There is so much that is wrong with this speech, but I just want to highlight one portion about the service that her “heroes and saints” perform.
When a woman finds herself pregnant due to violence and chooses an abortion, it is the violence that is the tragedy; the abortion is a blessing.
When a woman finds that the fetus she is carrying has anomalies incompatible with life, that it will not live and that she requires an abortion – often a late-term abortion – to protect her life, her health, or her fertility, it is the shattering of her hopes and dreams for that pregnancy that is the tragedy; the abortion is a blessing.

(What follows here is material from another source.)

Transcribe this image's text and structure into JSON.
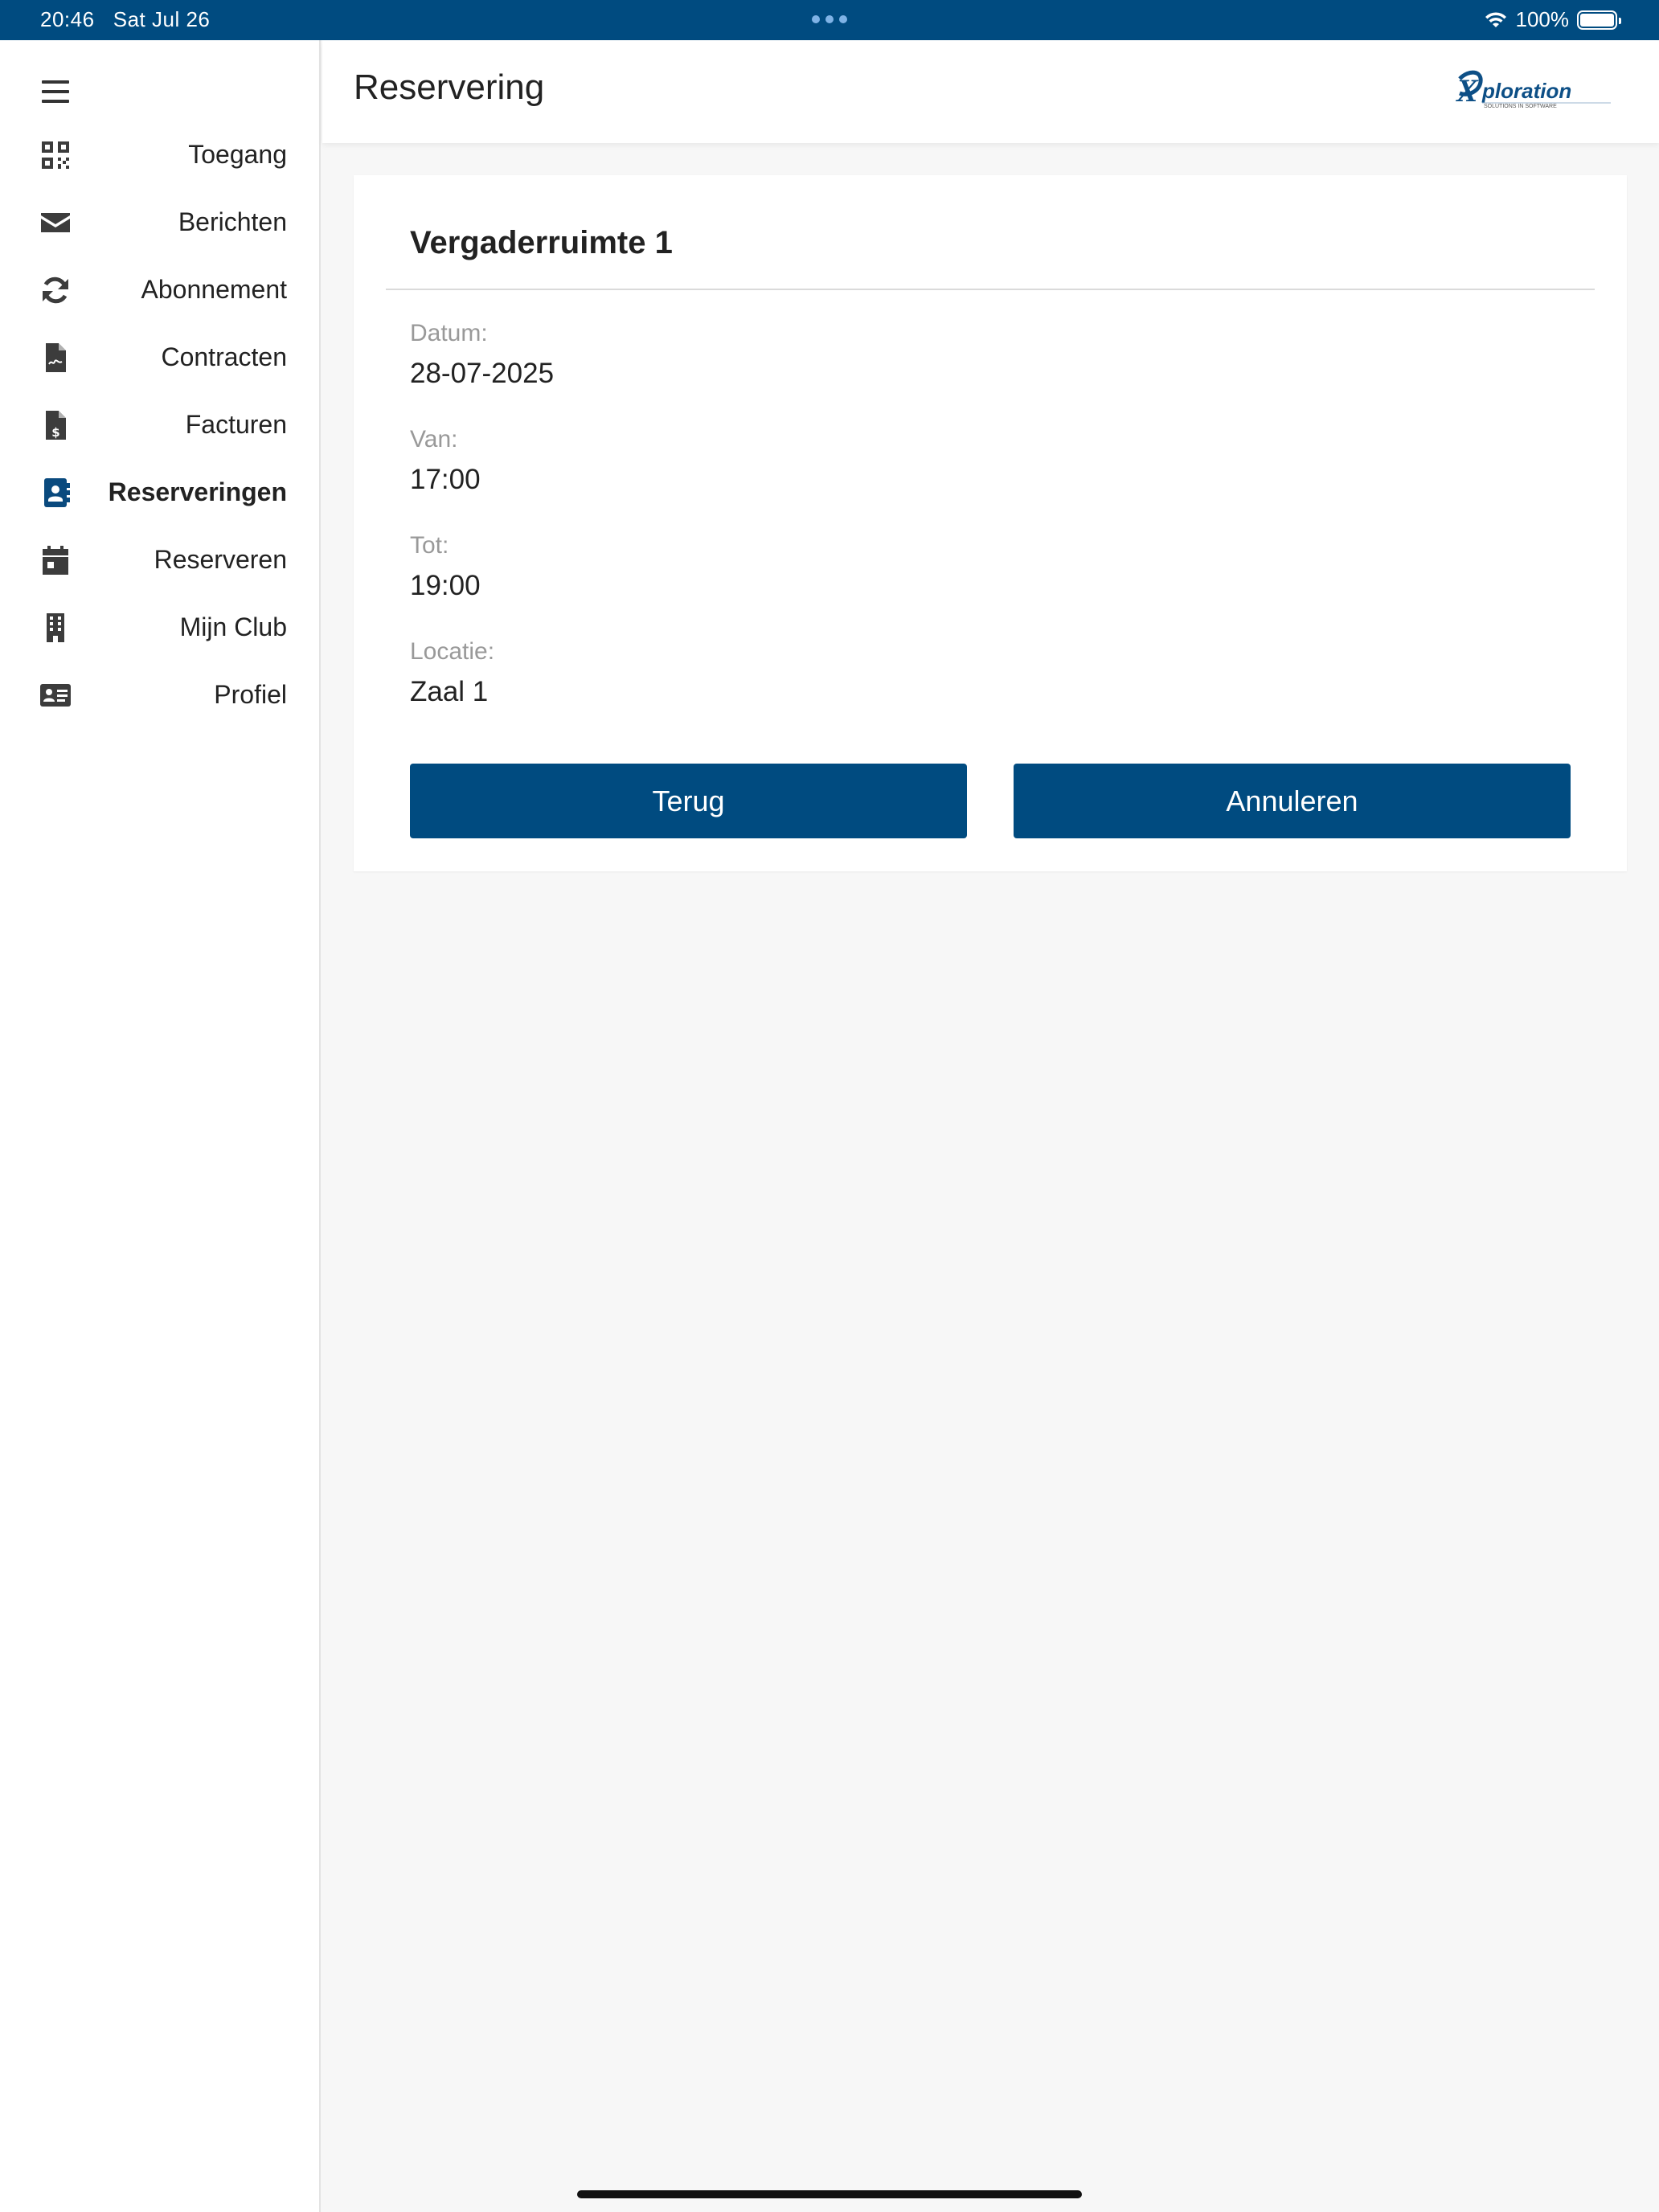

When a woman wants a child but can’t afford one because she hasn’t the education necessary for a sustainable job, or access to health care, or day care, or adequate food, it is the abysmal priorities of our nation, the lack of social supports, the absence of justice that are the tragedies; the abortion is a blessing.

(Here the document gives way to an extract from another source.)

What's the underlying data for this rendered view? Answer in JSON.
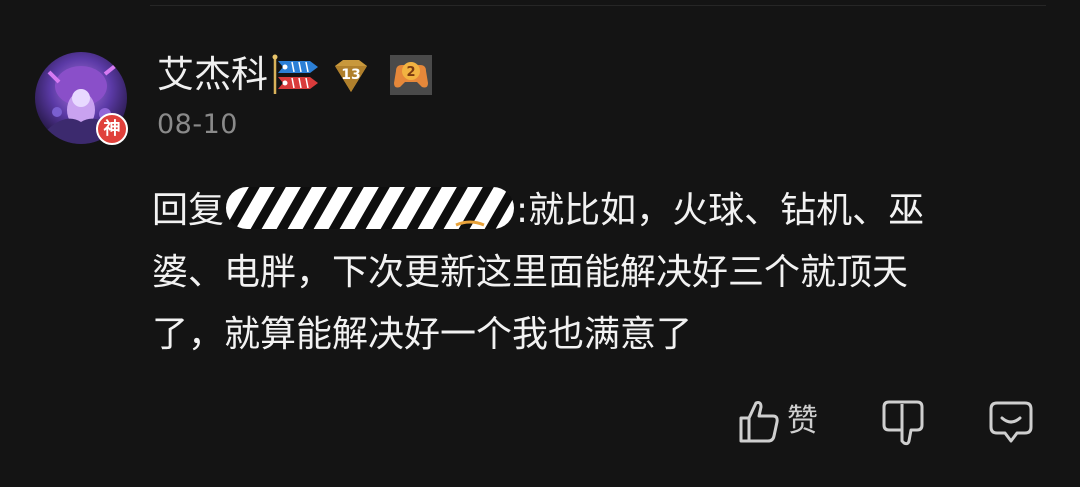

And when a woman becomes pregnant within a loving, supportive, respectful relationship; has every option open to her; decides she does not wish to bear a child; and has access to a safe, affordable abortion – there is not a tragedy in sight — only blessing. The ability to enjoy God’s good gift of sexuality without compromising one’s education, life’s work, or ability to put to use God’s gifts and call is simply blessing.

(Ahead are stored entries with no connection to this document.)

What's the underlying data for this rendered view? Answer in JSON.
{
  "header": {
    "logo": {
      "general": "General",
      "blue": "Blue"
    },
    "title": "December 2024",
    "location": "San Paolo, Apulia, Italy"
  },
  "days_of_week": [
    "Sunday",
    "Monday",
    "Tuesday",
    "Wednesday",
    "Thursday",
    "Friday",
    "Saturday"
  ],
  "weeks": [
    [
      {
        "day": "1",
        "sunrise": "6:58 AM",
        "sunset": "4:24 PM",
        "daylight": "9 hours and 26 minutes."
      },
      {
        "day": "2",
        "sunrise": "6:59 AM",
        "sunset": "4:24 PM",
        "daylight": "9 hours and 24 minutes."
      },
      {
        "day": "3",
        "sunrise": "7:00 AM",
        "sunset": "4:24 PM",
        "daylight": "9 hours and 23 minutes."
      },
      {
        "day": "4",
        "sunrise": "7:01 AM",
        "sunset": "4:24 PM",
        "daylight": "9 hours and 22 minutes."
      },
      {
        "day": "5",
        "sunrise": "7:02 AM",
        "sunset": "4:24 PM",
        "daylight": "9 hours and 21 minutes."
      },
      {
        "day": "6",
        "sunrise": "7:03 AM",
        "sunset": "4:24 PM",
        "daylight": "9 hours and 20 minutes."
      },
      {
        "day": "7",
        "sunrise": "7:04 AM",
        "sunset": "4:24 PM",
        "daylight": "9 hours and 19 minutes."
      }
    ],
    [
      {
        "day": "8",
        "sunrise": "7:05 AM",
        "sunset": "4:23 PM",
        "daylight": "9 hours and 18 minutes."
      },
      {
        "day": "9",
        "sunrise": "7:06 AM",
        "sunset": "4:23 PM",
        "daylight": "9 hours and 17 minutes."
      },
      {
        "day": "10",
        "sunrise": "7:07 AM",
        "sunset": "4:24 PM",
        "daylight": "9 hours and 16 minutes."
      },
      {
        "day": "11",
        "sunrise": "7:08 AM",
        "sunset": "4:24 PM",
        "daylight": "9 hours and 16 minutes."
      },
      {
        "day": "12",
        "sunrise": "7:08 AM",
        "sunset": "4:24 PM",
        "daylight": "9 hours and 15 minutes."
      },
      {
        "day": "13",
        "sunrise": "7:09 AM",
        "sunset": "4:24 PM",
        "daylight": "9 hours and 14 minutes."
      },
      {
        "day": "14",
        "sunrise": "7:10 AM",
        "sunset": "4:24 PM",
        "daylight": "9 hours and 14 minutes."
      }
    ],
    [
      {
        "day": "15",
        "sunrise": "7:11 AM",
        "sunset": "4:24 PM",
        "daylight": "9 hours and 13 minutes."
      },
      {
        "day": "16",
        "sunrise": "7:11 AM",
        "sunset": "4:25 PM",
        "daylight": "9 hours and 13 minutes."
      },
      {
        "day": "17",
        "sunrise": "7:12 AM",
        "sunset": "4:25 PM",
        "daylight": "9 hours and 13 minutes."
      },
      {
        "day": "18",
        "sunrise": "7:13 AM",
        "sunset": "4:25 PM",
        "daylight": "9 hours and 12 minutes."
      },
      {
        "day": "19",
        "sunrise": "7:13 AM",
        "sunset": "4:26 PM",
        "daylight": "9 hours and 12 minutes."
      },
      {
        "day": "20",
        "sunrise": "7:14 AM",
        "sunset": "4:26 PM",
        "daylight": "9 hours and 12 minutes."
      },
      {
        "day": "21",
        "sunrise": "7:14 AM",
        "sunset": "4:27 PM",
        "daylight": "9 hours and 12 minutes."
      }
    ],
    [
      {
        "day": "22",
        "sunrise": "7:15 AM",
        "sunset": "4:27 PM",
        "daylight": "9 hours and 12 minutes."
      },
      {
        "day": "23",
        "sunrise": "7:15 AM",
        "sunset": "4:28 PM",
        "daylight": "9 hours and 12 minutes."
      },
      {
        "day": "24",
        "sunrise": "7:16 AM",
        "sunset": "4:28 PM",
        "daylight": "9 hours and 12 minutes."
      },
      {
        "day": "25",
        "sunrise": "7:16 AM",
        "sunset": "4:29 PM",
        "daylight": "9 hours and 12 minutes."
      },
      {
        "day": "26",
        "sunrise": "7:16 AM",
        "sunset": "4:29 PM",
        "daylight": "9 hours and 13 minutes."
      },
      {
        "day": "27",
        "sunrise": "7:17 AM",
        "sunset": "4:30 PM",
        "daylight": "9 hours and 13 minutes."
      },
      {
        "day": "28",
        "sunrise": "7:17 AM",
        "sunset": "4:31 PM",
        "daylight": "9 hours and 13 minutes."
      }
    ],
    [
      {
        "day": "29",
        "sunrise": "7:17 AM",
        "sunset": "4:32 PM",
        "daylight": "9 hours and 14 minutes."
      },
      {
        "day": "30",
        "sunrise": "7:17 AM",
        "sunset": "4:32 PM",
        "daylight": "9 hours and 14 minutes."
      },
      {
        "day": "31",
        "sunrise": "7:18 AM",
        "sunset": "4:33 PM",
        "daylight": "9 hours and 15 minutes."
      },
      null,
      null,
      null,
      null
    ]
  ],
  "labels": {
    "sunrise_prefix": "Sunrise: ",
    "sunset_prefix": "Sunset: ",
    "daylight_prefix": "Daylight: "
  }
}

These are the two things I want you, please, to remember – abortion is a blessing and our work is not done. Let me hear you say it: abortion is a blessing and our work is not done. Abortion is a blessing and our work is not done. Abortion is a blessing and our work is not done.
A verse from the prophet Isaiah comes to mind… “Woe to those who call evil good and good evil, who put darkness for light and light for darkness, who put bitter for sweet and sweet for bitter,” (Isaiah 5:20, ESV). How this person can consider herself a minister of Jesus Christ I’ll never know. As the seminary goes so does the denomination, so it’s really not a surprise the Episcopal Church is where it is at today – straying further and further from God’s word.